Mientras tanto, una fábula


         En tiempos pretéritos la doctrina oficial decía que el estrés era una enfermedad que sólo podían tener unos pocos privilegiados. Con las carencias que ofrece la vida y las calamidades de cada día, sólo tenían derecho a estar hartos los afortunados a quienes las graves y terribles responsabilidades les quebraban la tensión y les producían desasosiego y zozobra ilimitada. Pero por suerte las cosas han cambiado y la socialización de la medicina ha permitido que también la gente corriente pueda acceder a una situación tan angustiosa. A día de hoy los médicos pueden diagnosticar el estrés a cualquier hijo de vecino y por tanto este padecimiento ha dejado de ser un signo de prestancia social. Pero sin poner ya ninguna barrera a este malestar, hay expertos que aseguran que hasta los toros de lidia, cuando salen hacia la plaza y el ruedo, sufren de estrés y que este estado de ánimo le sobreviene por el cambio que supone pasar de una vida relajada y casi de ensueño a una situación desconocida y hostil, en la que además se juega su supervivencia: ese es uno de los motivos que explican, a juicio de los expertos, por qué se caen en el ruedo. 
        Sabido es, desde que lo contó Samaniego, cómo envidiaba el asno la suerte del cochino que vivía allá a su lado y cómo se lamentaba de los halagos y atenciones que éste recibía, mientras que para él sólo había trabajo y palos a porfía. El contraste y la injusticia eran tan evidentes que el pobre asno maldecía su suerte y su vida ante la sonrisa maliciosa del compañero que sólo recibía atenciones, mimos y caricias por doquier.
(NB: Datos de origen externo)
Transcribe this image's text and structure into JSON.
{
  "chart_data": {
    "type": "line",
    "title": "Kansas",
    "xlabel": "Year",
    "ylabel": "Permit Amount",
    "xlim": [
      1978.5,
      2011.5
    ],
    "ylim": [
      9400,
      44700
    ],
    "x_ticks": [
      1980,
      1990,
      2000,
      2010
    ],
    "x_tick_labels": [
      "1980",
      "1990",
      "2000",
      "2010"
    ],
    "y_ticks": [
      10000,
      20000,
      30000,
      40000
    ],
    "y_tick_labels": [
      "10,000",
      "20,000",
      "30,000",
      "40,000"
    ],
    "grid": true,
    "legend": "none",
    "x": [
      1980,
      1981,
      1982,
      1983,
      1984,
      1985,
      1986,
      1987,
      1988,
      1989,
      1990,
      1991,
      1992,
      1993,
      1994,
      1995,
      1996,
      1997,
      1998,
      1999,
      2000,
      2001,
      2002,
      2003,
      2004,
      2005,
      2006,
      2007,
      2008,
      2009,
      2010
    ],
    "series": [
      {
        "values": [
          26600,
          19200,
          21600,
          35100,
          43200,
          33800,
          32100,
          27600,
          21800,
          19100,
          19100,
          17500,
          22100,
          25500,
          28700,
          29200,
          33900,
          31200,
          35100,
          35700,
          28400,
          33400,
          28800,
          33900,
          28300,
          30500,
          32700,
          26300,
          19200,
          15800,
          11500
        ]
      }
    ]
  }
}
Así no tiene ningún sentido la vida, rumiaba cada mañana cuando llegaba la hora del festín y él se tenía que poner a trabajar aunque tuviera jaqueca o no hubiera dormido bien o le doliera el estómago: nada podía servirle de excusa para no cumplir con su obligación, que estaba más allá de su deber. Es bastante probable que, si el asno hubiera conocido la vida regalada del toro de lidia, hubiera gritado de rabia y envidia al cielo, al observar la vida placentera y relajada de ese animal, protegido de los dioses por su poder, su prestancia y su categoría social. Pero como en la fábula de Samaniego, otros fueron sus pensamientos y sus razones, cuando vio al cochino entrar en el matadero. Y otra hubiera sido su reacción viendo la pelea, en parte desigual, de los toros en el ruedo de la plaza.
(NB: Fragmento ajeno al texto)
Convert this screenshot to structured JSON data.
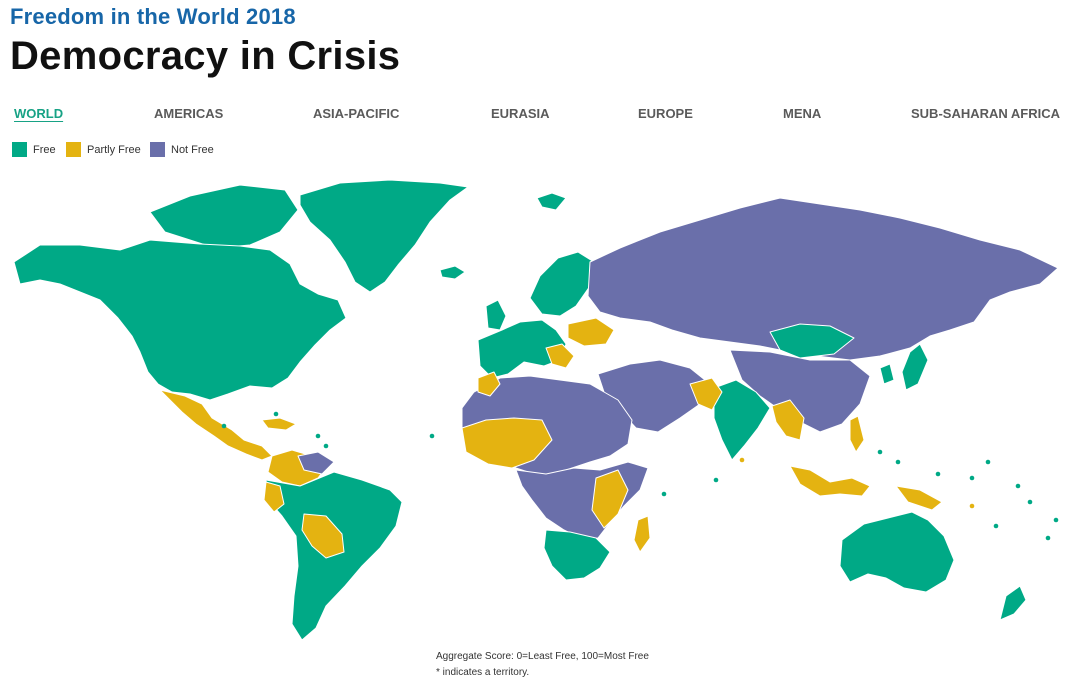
{
  "header": {
    "kicker": "Freedom in the World 2018",
    "title": "Democracy in Crisis"
  },
  "tabs": [
    {
      "label": "WORLD",
      "active": true
    },
    {
      "label": "AMERICAS",
      "active": false
    },
    {
      "label": "ASIA-PACIFIC",
      "active": false
    },
    {
      "label": "EURASIA",
      "active": false
    },
    {
      "label": "EUROPE",
      "active": false
    },
    {
      "label": "MENA",
      "active": false
    },
    {
      "label": "SUB-SAHARAN AFRICA",
      "active": false
    }
  ],
  "legend": [
    {
      "label": "Free",
      "color": "#00a986"
    },
    {
      "label": "Partly Free",
      "color": "#e4b311"
    },
    {
      "label": "Not Free",
      "color": "#6a6faa"
    }
  ],
  "footnotes": {
    "score": "Aggregate Score: 0=Least Free, 100=Most Free",
    "territory": "* indicates a territory."
  },
  "colors": {
    "free": "#00a986",
    "partly_free": "#e4b311",
    "not_free": "#6a6faa",
    "kicker": "#1766a8",
    "active_tab": "#17a285"
  }
}
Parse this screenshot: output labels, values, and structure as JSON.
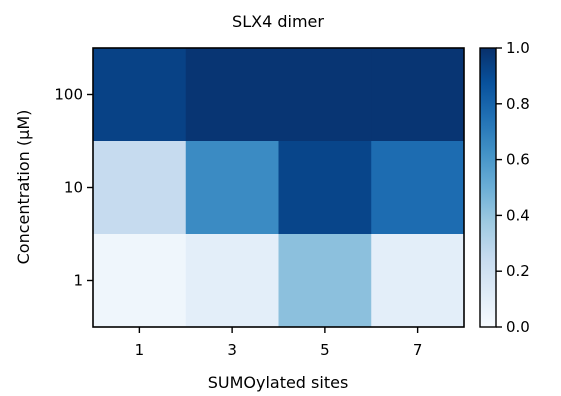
{
  "chart_data": {
    "type": "heatmap",
    "title": "SLX4 dimer",
    "xlabel": "SUMOylated sites",
    "ylabel": "Concentration (μM)",
    "x_categories": [
      "1",
      "3",
      "5",
      "7"
    ],
    "y_categories": [
      "100",
      "10",
      "1"
    ],
    "values": [
      [
        0.93,
        0.98,
        0.98,
        0.98
      ],
      [
        0.25,
        0.65,
        0.92,
        0.77
      ],
      [
        0.04,
        0.1,
        0.42,
        0.1
      ]
    ],
    "colorbar": {
      "min": 0.0,
      "max": 1.0,
      "ticks": [
        "0.0",
        "0.2",
        "0.4",
        "0.6",
        "0.8",
        "1.0"
      ],
      "colormap": "Blues"
    }
  }
}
        Ejecutivos hay, dicen las crónicas, que para salir de estrés y puesto que no tienen tiempo nada más que para trabajar, utilizan los servicios de los sicólogos en furgonetas especiales en las que se trasladan de un sitio para otro mientras reciben sesiones de sicoterapia. Algo así se podría hacer con los toros mientras viajan encajonados camino de la plaza.
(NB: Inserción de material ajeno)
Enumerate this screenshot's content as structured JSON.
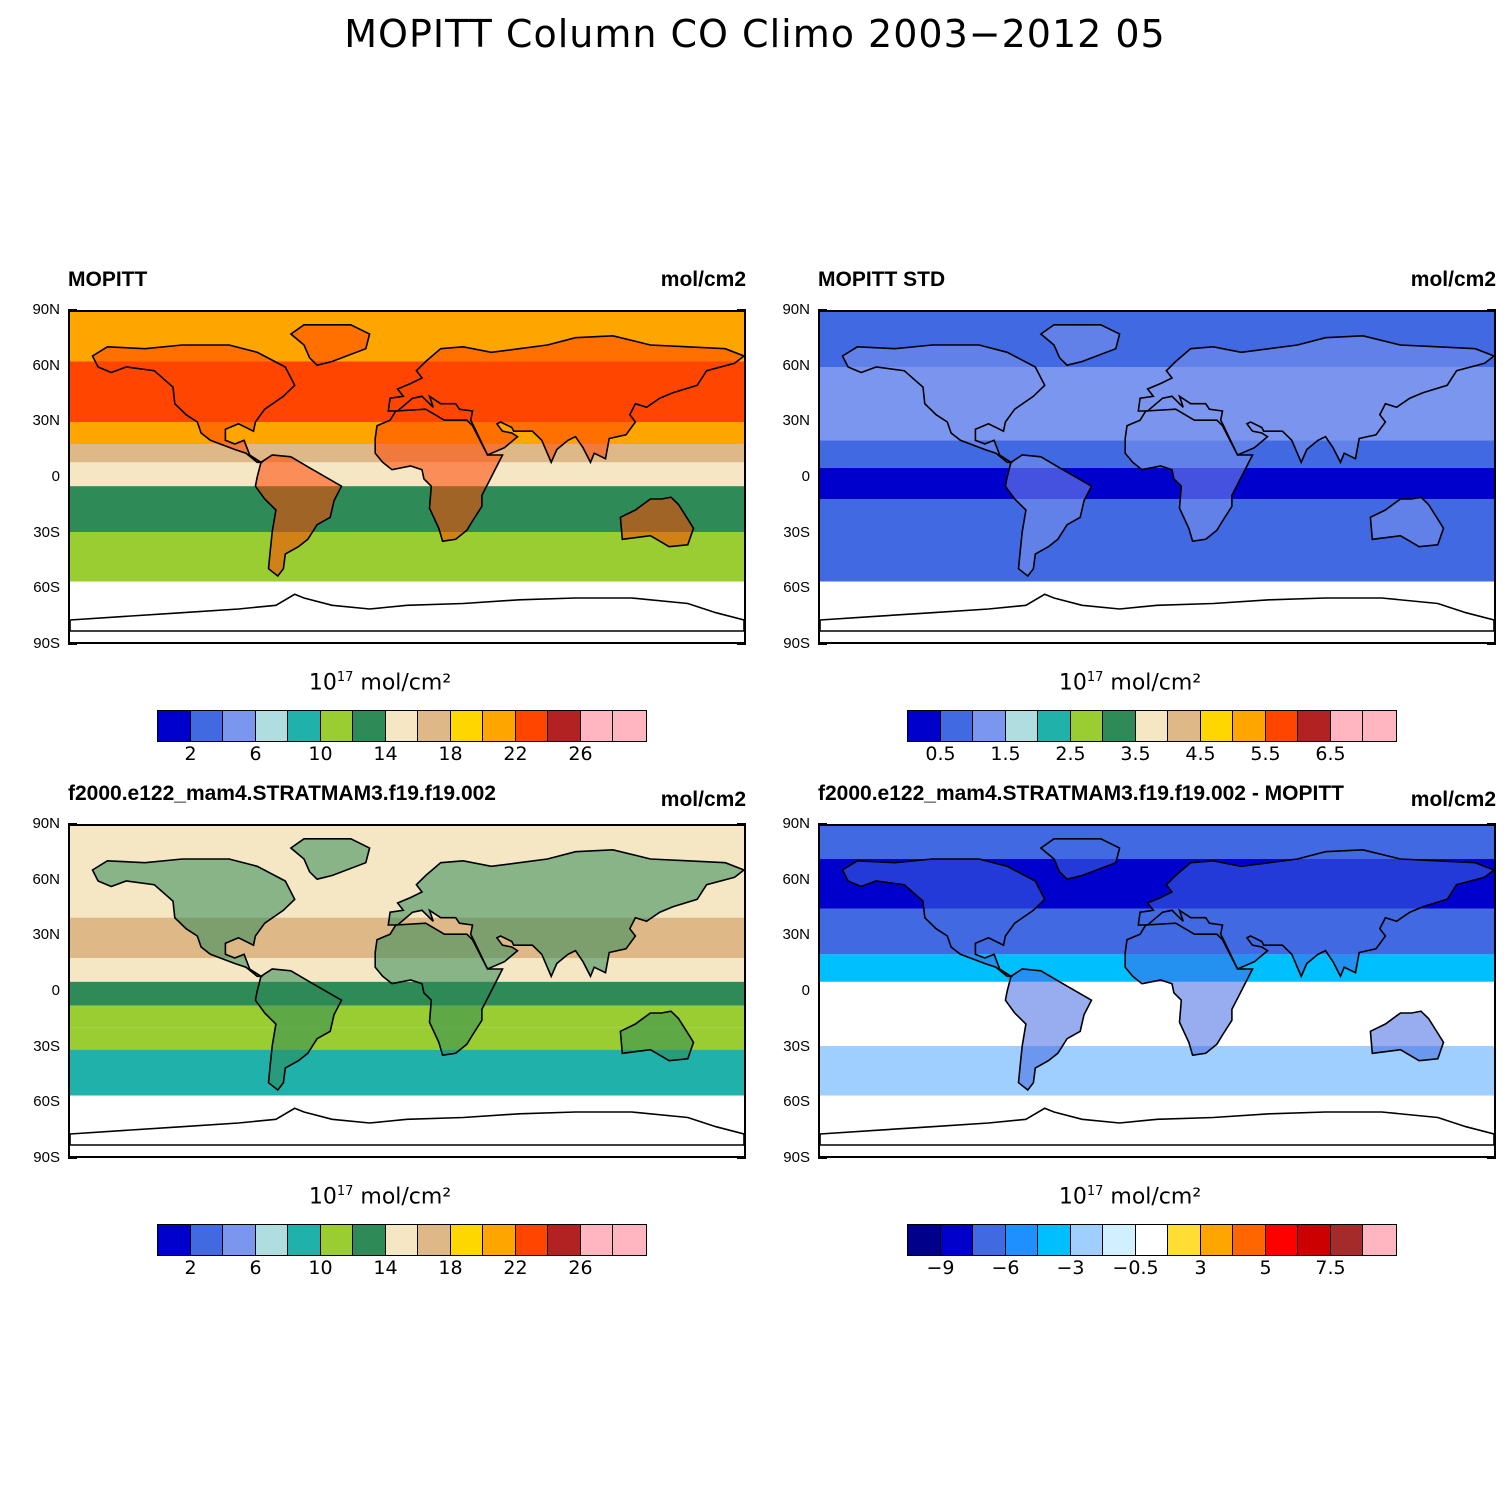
{
  "main_title": "MOPITT Column CO Climo 2003−2012 05",
  "lat_labels": [
    "90N",
    "60N",
    "30N",
    "0",
    "30S",
    "60S",
    "90S"
  ],
  "colorbar_title": "mol/cm²",
  "colorbar_title_base": "10",
  "colorbar_title_exp": "17",
  "panels": [
    {
      "title": "MOPITT",
      "units": "mol/cm2",
      "colors": [
        "#0000cd",
        "#4169e1",
        "#7b96ee",
        "#b0dde0",
        "#20b2aa",
        "#9acd32",
        "#2e8b57",
        "#f5e6c4",
        "#deb887",
        "#ffd700",
        "#ffa500",
        "#ff4500",
        "#b22222",
        "#ffb6c1",
        "#ffb6c1"
      ],
      "labels": [
        {
          "pos": 1,
          "text": "2"
        },
        {
          "pos": 3,
          "text": "6"
        },
        {
          "pos": 5,
          "text": "10"
        },
        {
          "pos": 7,
          "text": "14"
        },
        {
          "pos": 9,
          "text": "18"
        },
        {
          "pos": 11,
          "text": "22"
        },
        {
          "pos": 13,
          "text": "26"
        }
      ]
    },
    {
      "title": "MOPITT STD",
      "units": "mol/cm2",
      "colors": [
        "#0000cd",
        "#4169e1",
        "#7b96ee",
        "#b0dde0",
        "#20b2aa",
        "#9acd32",
        "#2e8b57",
        "#f5e6c4",
        "#deb887",
        "#ffd700",
        "#ffa500",
        "#ff4500",
        "#b22222",
        "#ffb6c1",
        "#ffb6c1"
      ],
      "labels": [
        {
          "pos": 1,
          "text": "0.5"
        },
        {
          "pos": 3,
          "text": "1.5"
        },
        {
          "pos": 5,
          "text": "2.5"
        },
        {
          "pos": 7,
          "text": "3.5"
        },
        {
          "pos": 9,
          "text": "4.5"
        },
        {
          "pos": 11,
          "text": "5.5"
        },
        {
          "pos": 13,
          "text": "6.5"
        }
      ]
    },
    {
      "title": "f2000.e122_mam4.STRATMAM3.f19.f19.002",
      "units": "mol/cm2",
      "colors": [
        "#0000cd",
        "#4169e1",
        "#7b96ee",
        "#b0dde0",
        "#20b2aa",
        "#9acd32",
        "#2e8b57",
        "#f5e6c4",
        "#deb887",
        "#ffd700",
        "#ffa500",
        "#ff4500",
        "#b22222",
        "#ffb6c1",
        "#ffb6c1"
      ],
      "labels": [
        {
          "pos": 1,
          "text": "2"
        },
        {
          "pos": 3,
          "text": "6"
        },
        {
          "pos": 5,
          "text": "10"
        },
        {
          "pos": 7,
          "text": "14"
        },
        {
          "pos": 9,
          "text": "18"
        },
        {
          "pos": 11,
          "text": "22"
        },
        {
          "pos": 13,
          "text": "26"
        }
      ]
    },
    {
      "title": "f2000.e122_mam4.STRATMAM3.f19.f19.002 - MOPITT",
      "units": "mol/cm2",
      "colors": [
        "#00008b",
        "#0000cd",
        "#4169e1",
        "#1e90ff",
        "#00bfff",
        "#9ecfff",
        "#d0f0ff",
        "#ffffff",
        "#ffdd33",
        "#ffa500",
        "#ff6600",
        "#ff0000",
        "#cc0000",
        "#a52a2a",
        "#ffb6c1"
      ],
      "labels": [
        {
          "pos": 1,
          "text": "−9"
        },
        {
          "pos": 3,
          "text": "−6"
        },
        {
          "pos": 5,
          "text": "−3"
        },
        {
          "pos": 7,
          "text": "−0.5"
        },
        {
          "pos": 9,
          "text": "3"
        },
        {
          "pos": 11,
          "text": "5"
        },
        {
          "pos": 13,
          "text": "7.5"
        }
      ]
    }
  ]
}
    El filósofo Descartes creía que los animales son sólo máquinas que funcionan tan admirablemente que nos dan la impresión a los humanos de que comparten con nosotros la inteligencia y algunos sentimientos elementales. Pero hoy tenemos otra visión de los animales y por eso hemos de ocuparnos de sus problemas aunque no sabemos qué es mejor si la vida del asno o del cochino o la del toro. O la nuestra, que también cuenta.